L. V. Selby1, W. R. Narain2, A. Russo1, H. McGowan1, V. E. Strong1, P. D. Stetson2 1Memorial Sloan-Kettering Cancer Center,Surgery,New York, NY, USA 2Memorial Sloan-Kettering Cancer Center,Health Informatics,New York, NY, USA
Introduction: Natural language processing (NLP) is a computer science technique that allows interpretation of narrative text, but is infrequently used to identify surgical complications. Our institution tracks post-operative complications using both the American College of Surgeons – National Surgical Quality Improvement Program (NSQIP) and our in-house surgical secondary events (SSE) database, which captures and grades complications for all surgical patients, but sub-optimally records lower-grade complications. We attempted to use NLP to improve the entry of lower extremity deep venous thrombosis (DVT) and pulmonary embolisms (PE) (collectively: venous thromboembolism [VTE]) in the SSE database.
Methods: In our 2011 – 2014 cohort of NSQIP patients all lower extremity duplex ultrasounds and computerized tomography angiographies (CTA) of the chest performed within 30 days of surgery were divided into training and validation datasets.
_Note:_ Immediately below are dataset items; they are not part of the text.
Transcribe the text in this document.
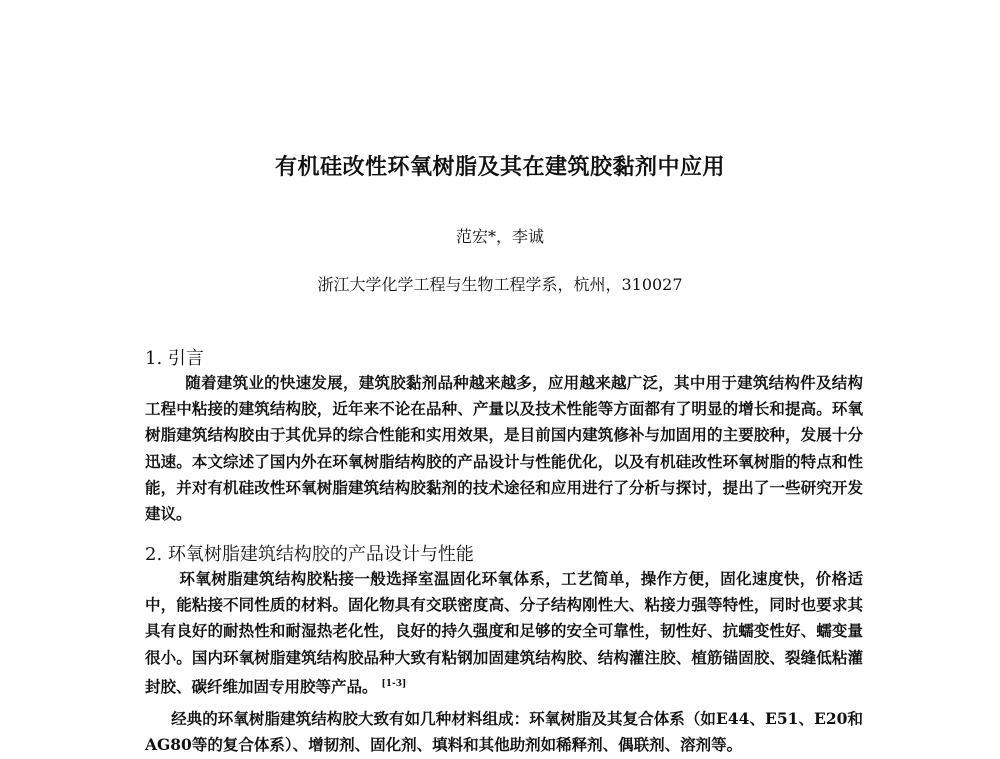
有机硅改性环氧树脂及其在建筑胶黏剂中应用
范宏*，李诚
浙江大学化学工程与生物工程学系，杭州，310027
1. 引言
随着建筑业的快速发展，建筑胶黏剂品种越来越多，应用越来越广泛，其中用于建筑结构件及结构工程中粘接的建筑结构胶，近年来不论在品种、产量以及技术性能等方面都有了明显的增长和提高。环氧树脂建筑结构胶由于其优异的综合性能和实用效果，是目前国内建筑修补与加固用的主要胶种，发展十分迅速。本文综述了国内外在环氧树脂结构胶的产品设计与性能优化，以及有机硅改性环氧树脂的特点和性能，并对有机硅改性环氧树脂建筑结构胶黏剂的技术途径和应用进行了分析与探讨，提出了一些研究开发建议。
2. 环氧树脂建筑结构胶的产品设计与性能
环氧树脂建筑结构胶粘接一般选择室温固化环氧体系，工艺简单，操作方便，固化速度快，价格适中，能粘接不同性质的材料。固化物具有交联密度高、分子结构刚性大、粘接力强等特性，同时也要求其具有良好的耐热性和耐湿热老化性，良好的持久强度和足够的安全可靠性，韧性好、抗蠕变性好、蠕变量很小。国内环氧树脂建筑结构胶品种大致有粘钢加固建筑结构胶、结构灌注胶、植筋锚固胶、裂缝低粘灌封胶、碳纤维加固专用胶等产品。 [1-3]
经典的环氧树脂建筑结构胶大致有如几种材料组成：环氧树脂及其复合体系（如E44、E51、E20和AG80等的复合体系）、增韧剂、固化剂、填料和其他助剂如稀释剂、偶联剂、溶剂等。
These studies were chosen as they represent the most frequent methods of detecting DVT and PE at our institution, and a bag-of-words-approach with a support vector machine (SVM) model was used for training. Electronic health record data was used to classify the severity of the VTE according to our modification of the Clavien-Dindo classification. Due to definition differences between NSQIP and the SSE database, we excluded cephalic and portal vein thromboses identified in NSQIP and compared NLP identified VTEs to VTEs identified by both NSQIP and our SSE database, and undertook a blinded review of all instances of discordance.
Results: Of the 10,295 NSQIP patients, 251 were used in our DVT validation cohort (273 total ultrasounds) and 506 in our PE cohort (552 total CTAs). The SVM DVT model had a sensitivity of 85.1% and a specificity of 94.6%, while the PE model had a sensitivity of 90.0% and a specificity of 98.7% (Table 1). The majority of discordances were due to identification of a VTE in studies other than duplex ultrasound or CTA of the chest (9/13; 69.2%), studies not in our original NLP dataset. The majority of DVTs (23 patients, 57.5%) and PEs (20 patients, 69.0%) in the validation set were grade 2 on our modified Clavien-Dindo classification, meaning they required administration of therapeutic intravenous or subcutaneous anticoagulation.
Conclusion: NLP can reliably detect the presence and severity of post-operative lower extremity DVTs and PEs without requiring manual chart review from trained NSQIP surgical case reviewers. We are extending our NLP pilot to real-time identification and grading of all VTEs and to the detection of other post-operative complications, including wound infections.